Protein-protein interactions are central to cell function. Numerous studies have provided large-scale information on human protein-protein interactions. However, many interactions remain to be discovered, and low affinity, conditional and cell type-specific interactions disproportionately under-represented. I will present our efforts towards finding the short linear motif (SLiM)-based interactions of a variety of protein domains. I will present an optimized proteomic peptide-phage display (ProP-PD) library that tiles all disordered regions of the human proteome and allows the screening of ~1,000,000 overlapping peptides in a single binding assay, and the tools and guidelines we have defined for processing the data (1). Using the approach we identified gt;2,000 interaction pairs for 35 known SLiM-binding domains and confirmed the quality of the produced data by complementary biophysical or cell-based assays. The amino acid resolution binding site information can be used to pin-point functionally important disease mutations and phosphorylation events in intrinsically disordered regions of the proteome. Finally, I will describe how we developed the approach for large-scale discovery of coronavirus-host factor protein interactions (2). We screened more than 130 protein domains for binding to viral peptides, and translated the high-resolution information on direct virus-host interactions to a specific peptide-based antiviral inhibitor of an interaction between the G3BP1/2 proteins and an ΦxFG peptide motif in the SARS-CoV-2 nucleocapsid (N) protein. ProP-PD may thus be used both to illuminate the motif-based part of the interactome and to uncover leads for innovative inhibitor design.

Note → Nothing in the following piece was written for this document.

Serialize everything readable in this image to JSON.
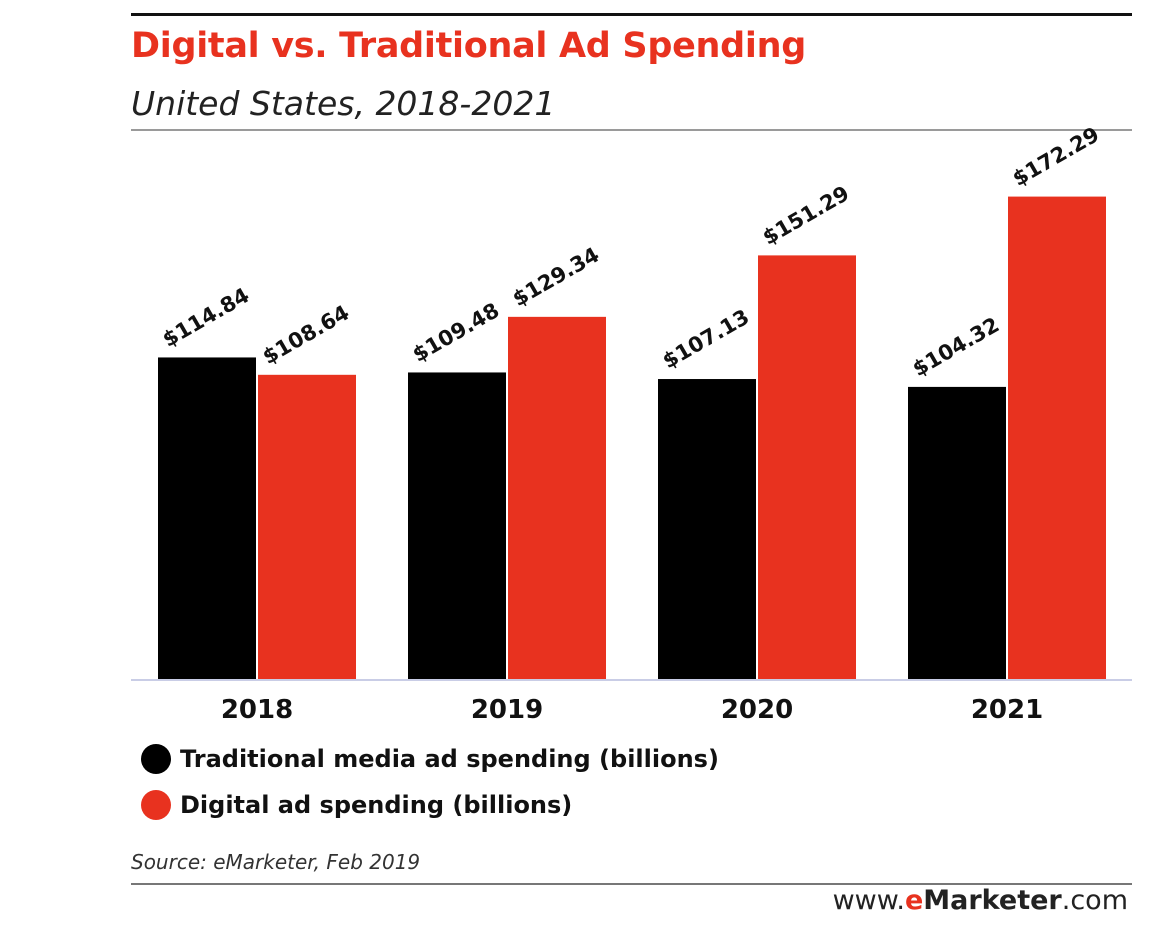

References: Benz et al., (2022) Proteome-scale mapping of binding sites in the unstructured regions of the human proteome. Mol Syst Biol. 2022 Jan;18(1):e10584. Kruse et al., (2021) Large scale discovery of coronavirus-host factor protein interaction motifs reveals SARS-CoV-2 specific mechanisms and vulnerabilities. Nat Commun. 2021 Nov 19;12(1):6761.
Support or Funding Information
This work was supported by the Swedish Foundation for Strategic research (SB16-0039) and the Swedish Research Council (2020-03380).